Same in Markievicz Park.
Padraic Joyce had called weeks earlier for the GAA to consider putting Galway-Armagh into Croke Park.
It was a hopeful plea, that they might get a game in Headquarters before going there for real somewhere down the track. But it would have been total madness to put a group game there.
Instead, they took it to Sligo. Capacity, 18,000. It wasn’t quite full to the throat either but what that lent to the game undoubtedly contributed to the spectacle and the intensity of the last 15 minutes.
Maybe the two games take in an extra 5,000 people in Croke Park.
For what they were, a shootout for first and second place but with no exit on the line, that would have been the height of it.
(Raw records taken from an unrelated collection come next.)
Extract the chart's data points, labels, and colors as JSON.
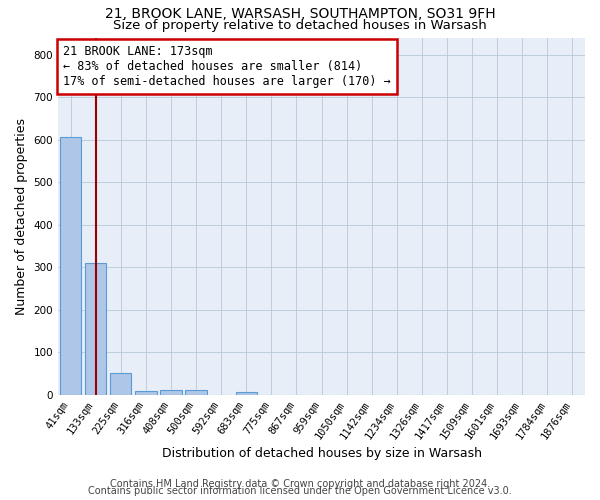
{
  "title1": "21, BROOK LANE, WARSASH, SOUTHAMPTON, SO31 9FH",
  "title2": "Size of property relative to detached houses in Warsash",
  "xlabel": "Distribution of detached houses by size in Warsash",
  "ylabel": "Number of detached properties",
  "footer1": "Contains HM Land Registry data © Crown copyright and database right 2024.",
  "footer2": "Contains public sector information licensed under the Open Government Licence v3.0.",
  "bin_labels": [
    "41sqm",
    "133sqm",
    "225sqm",
    "316sqm",
    "408sqm",
    "500sqm",
    "592sqm",
    "683sqm",
    "775sqm",
    "867sqm",
    "959sqm",
    "1050sqm",
    "1142sqm",
    "1234sqm",
    "1326sqm",
    "1417sqm",
    "1509sqm",
    "1601sqm",
    "1693sqm",
    "1784sqm",
    "1876sqm"
  ],
  "bar_values": [
    607,
    310,
    52,
    10,
    11,
    12,
    1,
    8,
    0,
    0,
    0,
    0,
    0,
    0,
    0,
    0,
    0,
    0,
    0,
    0,
    0
  ],
  "bar_color": "#aec6e8",
  "bar_edge_color": "#5b9bd5",
  "background_color": "#e8eef8",
  "grid_color": "#b8c8d8",
  "vline_color": "#990000",
  "annotation_text": "21 BROOK LANE: 173sqm\n← 83% of detached houses are smaller (814)\n17% of semi-detached houses are larger (170) →",
  "annotation_box_color": "white",
  "annotation_box_edge": "#cc0000",
  "ylim": [
    0,
    840
  ],
  "yticks": [
    0,
    100,
    200,
    300,
    400,
    500,
    600,
    700,
    800
  ],
  "title_fontsize": 10,
  "subtitle_fontsize": 9.5,
  "axis_label_fontsize": 9,
  "tick_fontsize": 7.5,
  "annot_fontsize": 8.5,
  "footer_fontsize": 7
}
The games gained so much from being played elsewhere.
This weekend, four summers will end. Mayo or Derry will be gone.
Their fate will be decided in Castlebar.
Structurally, there’s no right answer to the football championship.
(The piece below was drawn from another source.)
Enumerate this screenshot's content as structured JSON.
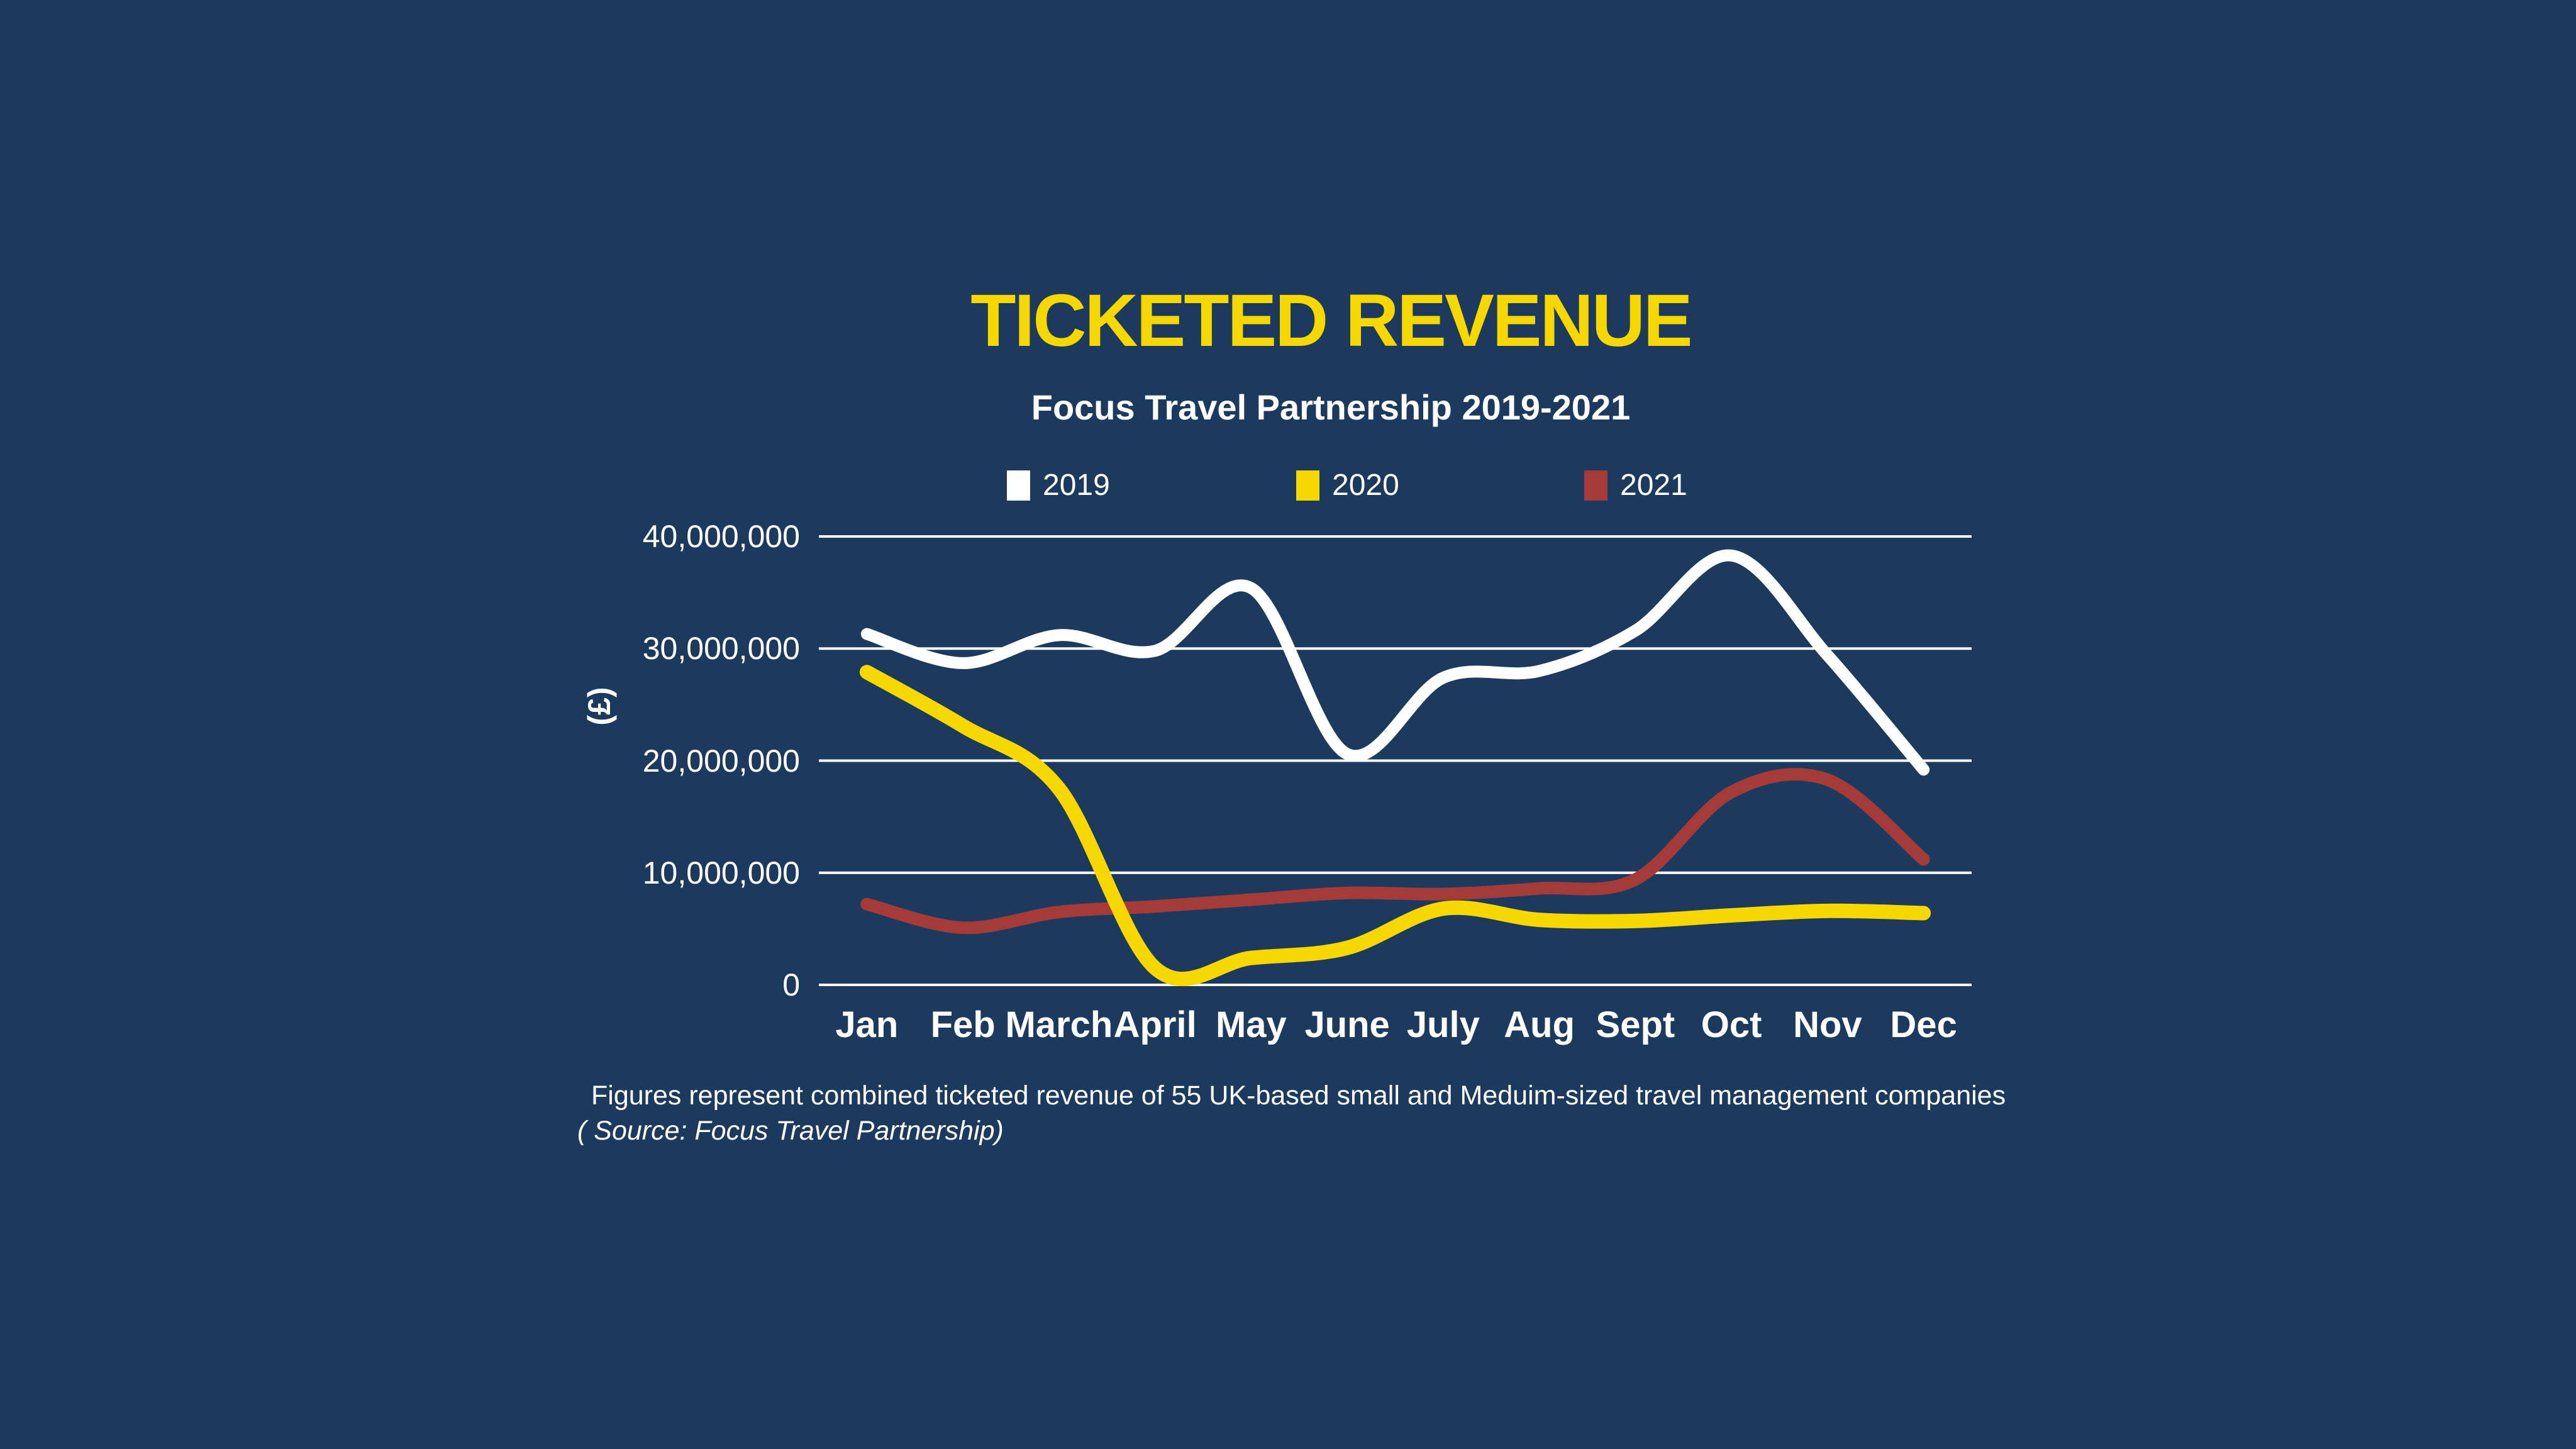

Short of making Kerry and Dublin start games with 11 men, there’s no system that will stop those two ending up in the last four of almost every season.
The group stage is better than it’s being given credit for.
One of its biggest strengths is the home and away element.
We’re obsessed with neutrality at the expense of the kind of hostility that heats the air of our footballing summer.
The first thing I would do in Jarlath Burns’ shoes is make every championship game home or away barring the provincial finals and the All-Ireland semi-finals and final.
Part of why the group stages were brought in is because the All-Ireland quarter-finals had fallen to pieces.
There were damp squibs, hammerings all over the place, and lots of empty grey seats in Croke Park.
Next weekend, we’ll reach the last eight.
There’s a chance that two of the quarter-finals could be Mayo v Kerry and Dublin v Galway.
In that case, the GAA have to be bold. Put those two in Croke Park as a double header and sell every ticket.
But for argument’s sake, say that leaves Tyrone v Armagh and Donegal v Louth.
If you take those two games to Croke Park, you’d do really well to get 40,000.
But a knockout All-Ireland quarter-final between, say, Tyrone and Armagh in Clones? The place is rocking. It’s packed. It’s an occasion.
When the tickets go on sale, you fear you won’t get one, so you jump in with two feet. From there, you’re committed.
The novelty for Louth and the resurgence of Donegal would fill Breffni Park as well.
So do it.
Much of the life of these games are wrapped up in the grounds being somewhere close to capacity.
It feeds into the energy around the towns beforehand, the walk down to the stadium, the needing to be in early to get a good spot, all of which helps build a sense of occasion.
The football championship is warming up nicely but it’s not in a position to go over-using Croke Park right now.
The sight of its emptiness would only drain more energy from the sport.
If the All-Ireland quarter-finals are right for Croke Park then put them there.
But if they aren’t, then make the call and take them somewhere else for their own good.
It is a sport in need of some positivity.
Nothing will lend it quicker than the impact of a full house.